We do have two issues with the bike. First is the complete lack of integrated frame storage or hydration. Being that the Slice is built to be a true triathlete’s bike, this is a major oversight in our book. The Slice even lacks the now almost-standard top tube bolts for a bento box. And looking at the frame, we cannot stop imagining a rear storage solution similar to the Trek Speed Concept. But the good news is that these are the kind of options that could be delivered later in the product cycle, so our fingers are crossed that we see something in a year or so.
Secondly is the price. The Slice’s low-end price just seems a touch too high, especially considering how many 1-2 year-old frames are now available for $2,000 – $2,500. However, this is something we believe will be corrected in a year. This is a new frame, and one that Cannondale spent quite a bit of time developing. However, like all frames, it will drop in price eventually (similar to what we saw the Cervelo P2 do this year when it dropped to $2,500). Although, to be honest, if this frame fits and works for you, the extra few hundred may be well worth it this year if you are in the market.
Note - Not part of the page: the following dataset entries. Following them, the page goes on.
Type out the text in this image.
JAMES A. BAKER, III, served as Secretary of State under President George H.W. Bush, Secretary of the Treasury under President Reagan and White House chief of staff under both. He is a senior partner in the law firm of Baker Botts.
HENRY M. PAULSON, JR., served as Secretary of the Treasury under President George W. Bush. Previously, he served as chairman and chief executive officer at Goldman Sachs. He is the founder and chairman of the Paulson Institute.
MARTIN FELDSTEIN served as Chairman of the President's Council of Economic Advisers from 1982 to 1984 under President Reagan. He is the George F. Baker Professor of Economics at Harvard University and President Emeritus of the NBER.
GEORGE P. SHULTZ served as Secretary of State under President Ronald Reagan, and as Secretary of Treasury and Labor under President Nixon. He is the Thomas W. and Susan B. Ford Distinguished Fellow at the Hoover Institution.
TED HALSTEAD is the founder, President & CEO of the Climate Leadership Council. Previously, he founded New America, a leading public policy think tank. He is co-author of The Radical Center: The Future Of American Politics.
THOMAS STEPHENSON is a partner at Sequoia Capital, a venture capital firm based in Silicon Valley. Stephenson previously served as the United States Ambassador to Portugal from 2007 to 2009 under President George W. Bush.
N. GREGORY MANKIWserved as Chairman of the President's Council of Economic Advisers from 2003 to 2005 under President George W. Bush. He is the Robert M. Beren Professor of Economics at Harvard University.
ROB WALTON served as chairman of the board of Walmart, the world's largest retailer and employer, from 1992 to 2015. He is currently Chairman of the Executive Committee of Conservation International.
Finally, this is a bike that needs to be ridden to truly understand it. When a bike is sold on its ability to let you be comfortable and stay aero longer, the only way to get a true picture is to spend time with it. Luckily Cannondale is already working with us to get a Slice for long-term review. Stay tuned for news on the review bike and our thoughts!
*All weights were computed on a size 54 or equivalent.